Anthropic restringe acesso ao Claude Mythos após alerta global sobre riscos à cibersegurança
A Anthropic confirmou que sua nova ferramenta de inteligência artificial, o Claude Mythos, é tão eficaz na identificação de vulnerabilidades em sistemas que decidiu restringir seu acesso. A tecnologia foi liberada apenas para um grupo seleto de organizações, após preocupações com uso indevido por hackers e agentes de espionagem. O governo dos EUA manifestou oposição à ampliação do acesso para mais 70 empresas, citando riscos à segurança nacional.
Riscos e restrições de acesso
O Claude Mythos, desenvolvido pela Anthropic, foi projetado para identificar falhas complexas em softwares e sistemas computacionais com alta precisão. Devido à sua eficácia, a empresa optou por liberar a ferramenta apenas para um grupo restrito de organizações, evitando seu uso público.
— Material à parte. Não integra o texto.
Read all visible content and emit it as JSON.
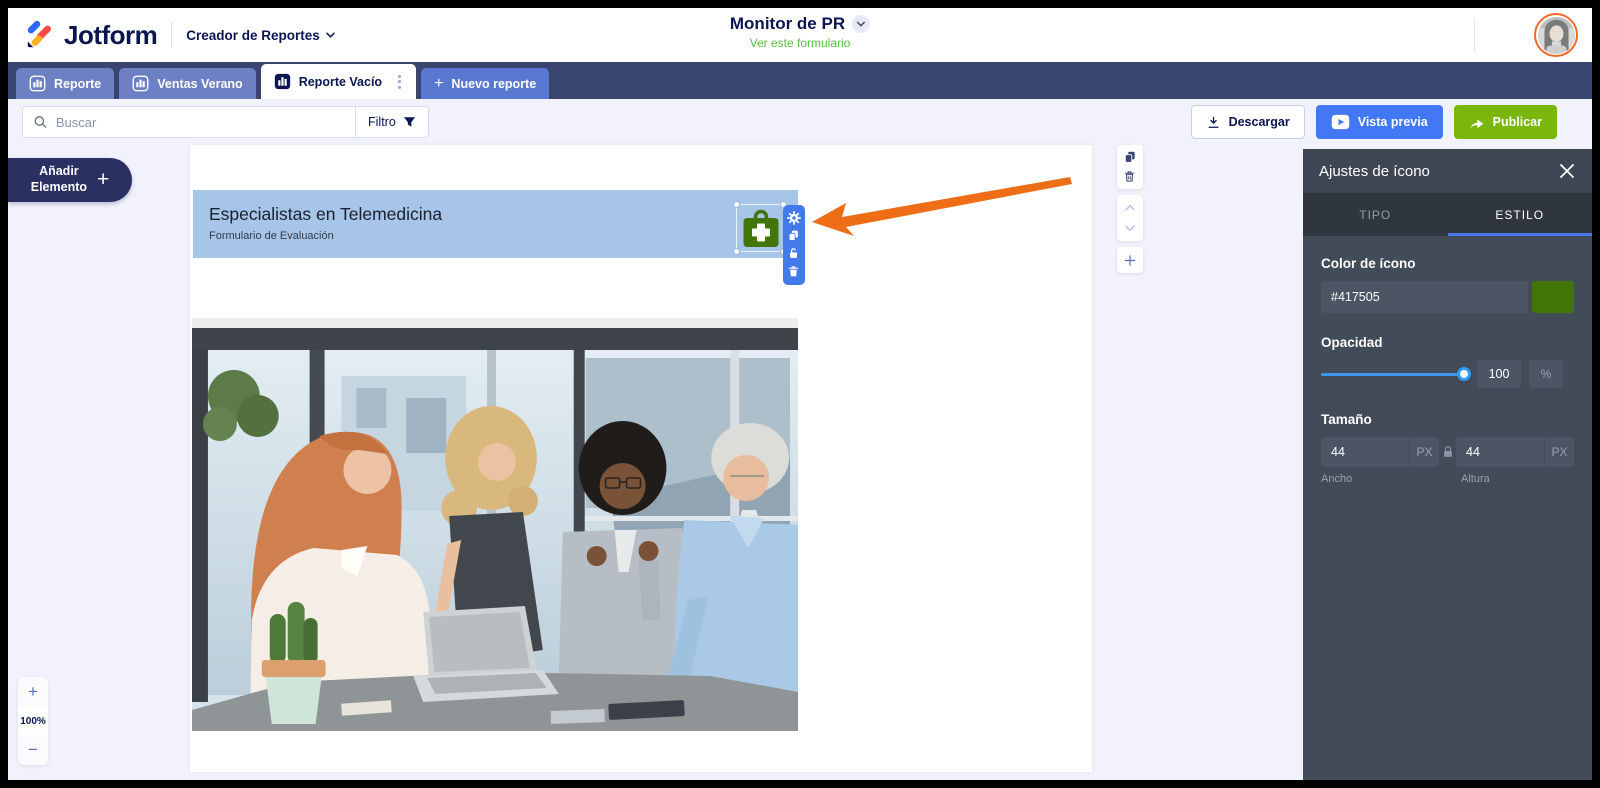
{
  "topbar": {
    "brand": "Jotform",
    "product": "Creador de Reportes",
    "form_title": "Monitor de PR",
    "form_link": "Ver este formulario"
  },
  "tabs": {
    "items": [
      {
        "label": "Reporte"
      },
      {
        "label": "Ventas Verano"
      },
      {
        "label": "Reporte Vacío"
      }
    ],
    "new_report": "Nuevo reporte",
    "new_plus": "+"
  },
  "toolbar": {
    "search_placeholder": "Buscar",
    "filter": "Filtro",
    "download": "Descargar",
    "preview": "Vista previa",
    "publish": "Publicar"
  },
  "sidebar": {
    "add_element_line1": "Añadir",
    "add_element_line2": "Elemento",
    "plus": "+"
  },
  "canvas": {
    "title": "Especialistas en Telemedicina",
    "subtitle": "Formulario de Evaluación"
  },
  "zoom_control": {
    "zoom_in": "+",
    "level": "100%",
    "zoom_out": "−"
  },
  "panel": {
    "title": "Ajustes de ícono",
    "tab_tipo": "TIPO",
    "tab_estilo": "ESTILO",
    "color_label": "Color de ícono",
    "color_value": "#417505",
    "opacity_label": "Opacidad",
    "opacity_value": "100",
    "opacity_unit": "%",
    "size_label": "Tamaño",
    "width_value": "44",
    "height_value": "44",
    "unit": "PX",
    "width_label": "Ancho",
    "height_label": "Altura"
  },
  "colors": {
    "brand_navy": "#0A1551",
    "accent_blue": "#4277F5",
    "publish_green": "#7BB60B",
    "icon_green": "#417505",
    "arrow_orange": "#ED6E17",
    "header_element_blue": "#A7C4E9"
  }
}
Documentos e fontes revelam que um episódio de acesso não autorizado em um fórum privado aumentou as preocupações sobre possíveis usos maliciosos, como roubo de dados ou ataques a infraestruturas críticas.
Posicionamento do governo dos EUA
A Casa Branca se posicionou contra a ampliação do acesso ao Mythos para mais 70 empresas, conforme plano inicial da Anthropic. Segundo um funcionário do governo, há receios de que a empresa não tenha capacidade computacional suficiente para atender novos usuários sem comprometer o uso da ferramenta por órgãos governamentais. O governo também alertou para o potencial de uso da IA por hackers e agentes de espionagem, marcando uma nova fase na corrida armamentista cibernética.